A más de seis décadas de que la píldora se aprobó, cambiando la vida de millones, hoy se ofrecen opciones que presumen ser mejores y de fácil uso.

Guadalajara

A más de seis décadas de que la pastilla anticonceptiva, conocida popularmente como “la píldora” apareció, hecho que cambió la historia de millones de mujeres y de naciones enteras, hoy se ofrecen en el mercado variadas opciones a este método que prometen ser mejores y de fácil uso. Una nueva revolución que tiene en la mira a las más jóvenes. Y es que además de evitar que una mujer tenga siete hijos sin desearlo (tasa de fecundidad en el México de 1950), se busca disminuir la tasa de embarazos adolescentes y adaptarse al estilo de vida contemporáneo.

La tecnología en materia anticonceptiva evolucionó desde que el químico mexicano Luis Ernesto Miramontes Cárdenas, sintetizó la molécula que dio origen a la pastilla anticonceptiva (1951). La píldora es un método anticonceptivo que combina dos hormonas femeninas estrógeno y progestina (progestágeno). Cuando se toman por vía oral todos los días, estas pastillas inhiben la fertilidad femenina. Sin embargo, pese a su contribución a disminuir las tasas de fecundidad, han sido satanizadas y su toma prolongada suele asociarse a problemas de infertilidad y cáncer.

Las alternativas de anticoncepción actuales, incluyen a la píldora, pero hay en el mercado fármacos orales que han reducido al mínimo las dosis de las sustancias que contienen. También han cambiado los periodos de uso y hay opciones a otros tipos de métodos, como los implantes subdérmicos o anillos vaginales que permiten olvidarse de la píldora.

“Hoy tenemos métodos anticonceptivos, sumamente efectivos, sumamente seguros, creo que gran parte del problema es dar la información adecuada a las mujeres, desde la adolescencia, desde  antes que tengan su primera relación sexual.

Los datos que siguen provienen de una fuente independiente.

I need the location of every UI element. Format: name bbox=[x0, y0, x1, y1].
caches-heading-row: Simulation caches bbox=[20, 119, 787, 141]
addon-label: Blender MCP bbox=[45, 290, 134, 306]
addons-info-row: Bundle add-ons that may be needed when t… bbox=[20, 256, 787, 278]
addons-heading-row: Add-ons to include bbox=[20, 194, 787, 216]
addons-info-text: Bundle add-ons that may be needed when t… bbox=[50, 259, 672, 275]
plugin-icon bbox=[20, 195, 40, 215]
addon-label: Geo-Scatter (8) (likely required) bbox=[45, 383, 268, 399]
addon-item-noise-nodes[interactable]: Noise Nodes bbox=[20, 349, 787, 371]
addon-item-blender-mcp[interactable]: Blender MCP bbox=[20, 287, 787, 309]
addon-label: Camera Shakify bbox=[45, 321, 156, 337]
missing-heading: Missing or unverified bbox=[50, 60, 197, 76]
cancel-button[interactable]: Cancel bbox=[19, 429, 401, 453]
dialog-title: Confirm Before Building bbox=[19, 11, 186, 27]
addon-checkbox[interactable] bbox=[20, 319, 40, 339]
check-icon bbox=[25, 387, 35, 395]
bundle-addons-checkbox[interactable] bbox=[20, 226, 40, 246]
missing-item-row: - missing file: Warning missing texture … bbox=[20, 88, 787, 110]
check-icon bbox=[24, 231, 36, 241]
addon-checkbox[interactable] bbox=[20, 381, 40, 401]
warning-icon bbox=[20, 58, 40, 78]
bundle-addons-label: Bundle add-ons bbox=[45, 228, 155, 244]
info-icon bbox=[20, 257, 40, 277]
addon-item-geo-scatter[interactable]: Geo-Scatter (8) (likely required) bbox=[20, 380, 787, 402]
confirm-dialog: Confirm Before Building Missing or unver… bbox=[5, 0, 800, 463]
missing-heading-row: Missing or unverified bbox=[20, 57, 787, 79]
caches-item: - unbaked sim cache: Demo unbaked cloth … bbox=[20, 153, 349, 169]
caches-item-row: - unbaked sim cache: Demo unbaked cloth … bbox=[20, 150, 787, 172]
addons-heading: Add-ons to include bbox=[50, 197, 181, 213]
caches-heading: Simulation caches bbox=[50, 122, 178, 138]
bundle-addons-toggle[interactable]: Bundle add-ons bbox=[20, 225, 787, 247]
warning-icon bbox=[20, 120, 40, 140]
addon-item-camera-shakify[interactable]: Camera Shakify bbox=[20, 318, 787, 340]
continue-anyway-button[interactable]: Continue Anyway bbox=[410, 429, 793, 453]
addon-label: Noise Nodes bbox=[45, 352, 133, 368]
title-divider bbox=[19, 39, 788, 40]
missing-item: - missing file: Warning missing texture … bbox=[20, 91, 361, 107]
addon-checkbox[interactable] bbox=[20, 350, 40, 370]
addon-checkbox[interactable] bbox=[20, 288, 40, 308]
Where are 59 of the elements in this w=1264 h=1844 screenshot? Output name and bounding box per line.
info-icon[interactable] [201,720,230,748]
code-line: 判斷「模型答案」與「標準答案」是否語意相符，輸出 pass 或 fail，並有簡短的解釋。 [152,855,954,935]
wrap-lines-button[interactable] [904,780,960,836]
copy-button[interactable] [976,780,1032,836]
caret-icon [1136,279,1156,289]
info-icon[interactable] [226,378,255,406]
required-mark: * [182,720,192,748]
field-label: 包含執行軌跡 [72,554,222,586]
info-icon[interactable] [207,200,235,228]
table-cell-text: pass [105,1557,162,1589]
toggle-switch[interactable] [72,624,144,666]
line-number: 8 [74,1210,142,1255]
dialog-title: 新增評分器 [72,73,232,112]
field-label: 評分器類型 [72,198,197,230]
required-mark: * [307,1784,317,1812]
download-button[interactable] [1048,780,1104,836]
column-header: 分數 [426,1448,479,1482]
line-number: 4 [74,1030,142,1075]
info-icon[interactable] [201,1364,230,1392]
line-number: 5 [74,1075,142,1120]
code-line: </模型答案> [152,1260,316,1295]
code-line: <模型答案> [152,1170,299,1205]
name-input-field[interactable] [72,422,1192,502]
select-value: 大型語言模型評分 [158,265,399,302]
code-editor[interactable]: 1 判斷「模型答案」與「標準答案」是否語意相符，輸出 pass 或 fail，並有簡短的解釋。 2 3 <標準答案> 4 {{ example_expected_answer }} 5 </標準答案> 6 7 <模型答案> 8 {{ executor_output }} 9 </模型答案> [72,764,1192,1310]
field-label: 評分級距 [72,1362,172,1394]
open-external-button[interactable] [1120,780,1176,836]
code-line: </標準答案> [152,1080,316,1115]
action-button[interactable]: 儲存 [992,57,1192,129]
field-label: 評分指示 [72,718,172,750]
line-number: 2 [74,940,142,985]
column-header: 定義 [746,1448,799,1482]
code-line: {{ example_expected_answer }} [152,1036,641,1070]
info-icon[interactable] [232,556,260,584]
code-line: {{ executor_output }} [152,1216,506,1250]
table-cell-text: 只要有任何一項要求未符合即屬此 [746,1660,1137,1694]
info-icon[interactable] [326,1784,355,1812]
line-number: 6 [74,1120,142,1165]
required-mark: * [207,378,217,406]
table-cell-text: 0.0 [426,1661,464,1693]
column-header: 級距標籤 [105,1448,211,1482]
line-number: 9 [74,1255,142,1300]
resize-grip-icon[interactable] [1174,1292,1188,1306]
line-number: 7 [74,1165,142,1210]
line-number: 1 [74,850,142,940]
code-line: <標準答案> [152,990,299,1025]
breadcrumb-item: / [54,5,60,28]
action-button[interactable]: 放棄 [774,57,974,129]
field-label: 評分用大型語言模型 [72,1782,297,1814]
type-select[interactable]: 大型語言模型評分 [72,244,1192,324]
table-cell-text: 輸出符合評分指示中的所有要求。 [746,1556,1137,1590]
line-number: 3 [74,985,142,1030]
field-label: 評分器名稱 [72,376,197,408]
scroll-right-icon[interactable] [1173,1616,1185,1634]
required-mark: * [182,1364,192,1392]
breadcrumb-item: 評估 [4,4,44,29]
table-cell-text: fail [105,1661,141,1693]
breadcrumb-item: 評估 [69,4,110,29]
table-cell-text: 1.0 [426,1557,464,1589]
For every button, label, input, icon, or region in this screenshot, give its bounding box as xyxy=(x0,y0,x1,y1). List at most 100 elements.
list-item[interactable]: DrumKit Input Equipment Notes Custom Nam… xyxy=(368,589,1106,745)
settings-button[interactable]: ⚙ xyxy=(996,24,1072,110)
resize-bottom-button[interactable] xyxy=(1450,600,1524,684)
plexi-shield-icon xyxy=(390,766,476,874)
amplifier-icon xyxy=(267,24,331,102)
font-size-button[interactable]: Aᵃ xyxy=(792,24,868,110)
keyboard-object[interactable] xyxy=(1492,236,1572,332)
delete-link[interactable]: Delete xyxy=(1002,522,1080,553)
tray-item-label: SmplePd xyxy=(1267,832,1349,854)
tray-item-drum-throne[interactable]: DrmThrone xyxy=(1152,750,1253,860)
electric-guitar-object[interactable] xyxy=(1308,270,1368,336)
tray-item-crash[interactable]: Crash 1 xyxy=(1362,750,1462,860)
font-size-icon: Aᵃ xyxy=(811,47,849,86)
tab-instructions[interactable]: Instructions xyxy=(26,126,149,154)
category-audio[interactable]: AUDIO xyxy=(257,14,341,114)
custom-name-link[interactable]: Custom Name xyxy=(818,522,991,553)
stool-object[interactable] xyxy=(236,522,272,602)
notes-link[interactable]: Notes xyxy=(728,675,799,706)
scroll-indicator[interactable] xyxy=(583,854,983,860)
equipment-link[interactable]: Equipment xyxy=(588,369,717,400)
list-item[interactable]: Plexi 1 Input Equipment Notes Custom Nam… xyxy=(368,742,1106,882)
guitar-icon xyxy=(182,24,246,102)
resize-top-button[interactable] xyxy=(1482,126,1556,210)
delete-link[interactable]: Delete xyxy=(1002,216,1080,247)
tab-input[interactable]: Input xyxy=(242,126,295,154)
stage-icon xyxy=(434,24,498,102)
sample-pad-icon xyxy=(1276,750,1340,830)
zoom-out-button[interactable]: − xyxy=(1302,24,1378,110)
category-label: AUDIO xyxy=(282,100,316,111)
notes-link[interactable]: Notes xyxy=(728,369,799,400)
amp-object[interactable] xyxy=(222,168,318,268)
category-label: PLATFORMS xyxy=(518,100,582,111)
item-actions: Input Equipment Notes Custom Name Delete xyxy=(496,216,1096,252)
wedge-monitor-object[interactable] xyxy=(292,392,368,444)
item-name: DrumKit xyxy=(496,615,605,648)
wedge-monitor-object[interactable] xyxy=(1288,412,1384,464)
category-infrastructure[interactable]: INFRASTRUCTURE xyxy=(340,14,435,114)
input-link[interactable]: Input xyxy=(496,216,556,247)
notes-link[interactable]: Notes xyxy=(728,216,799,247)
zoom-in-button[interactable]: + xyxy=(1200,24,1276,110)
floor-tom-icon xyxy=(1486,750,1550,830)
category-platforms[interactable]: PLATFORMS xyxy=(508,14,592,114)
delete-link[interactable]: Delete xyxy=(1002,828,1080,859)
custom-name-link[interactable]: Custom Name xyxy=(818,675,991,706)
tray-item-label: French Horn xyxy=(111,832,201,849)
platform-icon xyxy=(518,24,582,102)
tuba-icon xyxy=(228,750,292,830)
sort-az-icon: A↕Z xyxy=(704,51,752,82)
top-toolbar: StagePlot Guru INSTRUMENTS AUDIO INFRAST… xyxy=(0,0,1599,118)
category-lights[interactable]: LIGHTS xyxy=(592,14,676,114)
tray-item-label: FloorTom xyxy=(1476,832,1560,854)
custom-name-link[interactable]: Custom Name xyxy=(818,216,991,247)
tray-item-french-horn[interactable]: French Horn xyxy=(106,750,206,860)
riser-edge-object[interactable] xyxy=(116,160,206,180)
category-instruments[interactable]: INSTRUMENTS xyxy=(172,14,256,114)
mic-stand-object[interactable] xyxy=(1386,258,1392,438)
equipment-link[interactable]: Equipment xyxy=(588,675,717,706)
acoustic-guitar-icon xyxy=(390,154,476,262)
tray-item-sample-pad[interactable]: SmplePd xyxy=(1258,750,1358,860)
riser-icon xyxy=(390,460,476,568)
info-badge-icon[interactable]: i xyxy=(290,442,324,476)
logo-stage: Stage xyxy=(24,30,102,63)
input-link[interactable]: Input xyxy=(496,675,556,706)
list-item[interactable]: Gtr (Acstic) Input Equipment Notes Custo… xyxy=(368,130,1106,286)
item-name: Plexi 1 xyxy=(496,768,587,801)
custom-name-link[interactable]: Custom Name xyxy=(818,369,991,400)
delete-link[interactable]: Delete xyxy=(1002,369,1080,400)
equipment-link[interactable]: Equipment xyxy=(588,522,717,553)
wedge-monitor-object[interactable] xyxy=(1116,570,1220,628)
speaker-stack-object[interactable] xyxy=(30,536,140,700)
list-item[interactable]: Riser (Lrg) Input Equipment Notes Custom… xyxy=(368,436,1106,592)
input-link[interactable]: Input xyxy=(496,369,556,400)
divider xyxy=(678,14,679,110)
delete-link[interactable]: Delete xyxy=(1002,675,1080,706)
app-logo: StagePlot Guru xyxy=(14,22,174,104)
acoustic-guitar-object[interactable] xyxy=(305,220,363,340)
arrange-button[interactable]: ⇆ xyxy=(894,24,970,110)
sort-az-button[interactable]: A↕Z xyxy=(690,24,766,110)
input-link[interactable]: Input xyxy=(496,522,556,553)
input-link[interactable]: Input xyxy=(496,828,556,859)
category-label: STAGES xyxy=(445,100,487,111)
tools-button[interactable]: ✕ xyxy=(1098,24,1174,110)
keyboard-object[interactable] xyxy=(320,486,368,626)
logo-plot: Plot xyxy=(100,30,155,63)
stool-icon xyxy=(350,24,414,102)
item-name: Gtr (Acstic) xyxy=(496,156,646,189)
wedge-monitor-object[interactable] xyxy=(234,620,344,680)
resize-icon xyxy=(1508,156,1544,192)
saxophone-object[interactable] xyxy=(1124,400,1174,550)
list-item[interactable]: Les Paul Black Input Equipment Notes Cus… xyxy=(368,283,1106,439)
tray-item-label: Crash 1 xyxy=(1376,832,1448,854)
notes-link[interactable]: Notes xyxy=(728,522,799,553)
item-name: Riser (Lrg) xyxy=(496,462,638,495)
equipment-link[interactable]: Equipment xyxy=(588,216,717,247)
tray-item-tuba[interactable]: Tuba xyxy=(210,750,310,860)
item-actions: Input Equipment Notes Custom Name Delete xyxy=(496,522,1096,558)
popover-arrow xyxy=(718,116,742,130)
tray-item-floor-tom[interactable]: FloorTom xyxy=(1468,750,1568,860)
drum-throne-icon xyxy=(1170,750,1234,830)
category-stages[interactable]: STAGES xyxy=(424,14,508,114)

Esto conllevará sin duda a una mejor orientación, que por supuesto debe ser proporcionada por el médico”, indicó al respecto, el ginecobstetra Juan Carlos Pérez Barba, encargado de la Clínica de Menopausia y Osteoporosis del Centro Médico Nacional de Occidente del Instituto Mexicano del Seguro Social (IMSS) en Jalisco.

El especialista apuntó que la falta de esa guía profesional –que requiere un esfuerzo mayor que una lección mal impartida en un aula de 40 alumnos- es la razón por la que hay métodos anticonceptivos a la mano, pero un alta tasa de embarazos no planeados.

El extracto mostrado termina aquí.